SANTA FE, New Mexico -- New Mexico Gov. Michelle Lujan Grisham on Wednesday said coronavirus spread in neighboring El Paso "poses a great risk to Dona Ana County and the entire state of New Mexico."
She cited both the El Paso area's rising toll of deaths (54) and cases (1,930), including a recent 39% increase in hospitalizations. She compared El Paso's population base to that metro Albuquerque, by far New Mexico's most populous area, in outlining the potential risk.
There were just four new virus cases reported in Doña Ana County on Wednesday, putting the infection total there at 322. To date, there have been just two deaths.
State officials noted that "spread in the southwest (part of the state) appears to be under reasonable control," which is why the governor expressed concern about the threat posed if El Paso's surge expands into Doña Ana County.
Health leaders said traveling from one location to another and not following social distancing guidelines can quickly result in spread.
"Covid got here from people traveling, we know this creates high risk," Lujan Grisham explained. "If you're shopping or going to a movie theater in El Paso. you're posing a risk in New Mexico."
Across all of New Mexico, the governor said there were seven additional virus-related deaths in the state on Wednesday, with the total number of deaths of New Mexicans now 283.
In addition to the deaths, the state reported 144 new cases. As of Wednesday, New Mexico reported at total of 6,317 infections.
The governor reported that 206 people were hospitalized, with 58 of those patients on ventilators. She said that's a bit higher than the national average.
Some of the key data, however, has Lujan Grisham saying the state is managing the virus correctly.
The state has conducted 147,344 virus tests as of Wednesday, which means about 7% of all New Mexicans have been tested. It sounds low but in comparison to other states, it is one of the highest rates in the nation.
In other southwestern U.S. states, Texas has tested just 2% of its population, Arizona 3% and Oklahoma 4%.
Also, fewer people who get tested in the Land of Enchantment have the virus - it's only about 4%.
At the same time, the state is moving slower than most at reopening.
“We are not yet seeing New Mexico cases decline,” Lujan Grisham said. “In fact, states that have reopened quickly haven't done it as thoughtfully as maybe we believe in New Mexico and they are already seeing those spikes.”
Republicans in the state senate called for the governor to reopen everything by Thursday. In a letter to the governor, they claimed that the virus has not risen to the levels initially thought by many experts and leaders both nationally and statewide.

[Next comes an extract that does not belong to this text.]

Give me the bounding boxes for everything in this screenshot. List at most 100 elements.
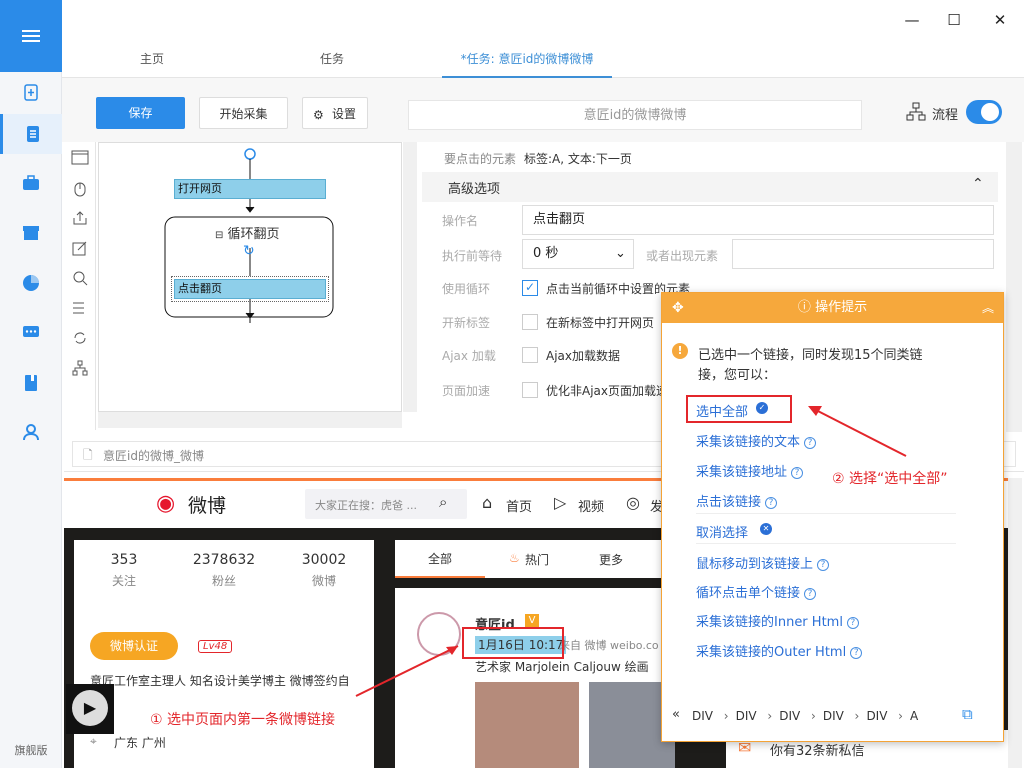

The governor, though, rejected that idea and has laid out a multi-phase plan that will last till August slowly opening businesses and service. Phase two of reopening businesses in New Mexico is expected to happen in early June, which will include restaurants at 50% capacity to ensure social distancing practices.
Lujan Grisham on Wednesday did call a special session of the New Mexico Legislature, which she said would be held June 18 to deal with a "looming deficit" to the state's budget as a result of the pandemic's "economic crisis."
She estimated up to a $2.4 billion gap in fiscal year 2021, but noted that she believed half of it could be addressed with stimulus money from the federal government and the rest through cuts to capital projects. The governor expressed optimism that employee furloughs and cuts to daily state operations could be avoided.
"I don't anticipate that we're going to have to make deep cuts, but we will have to slow spending," Lujan Grisham said in response to a reporter's question.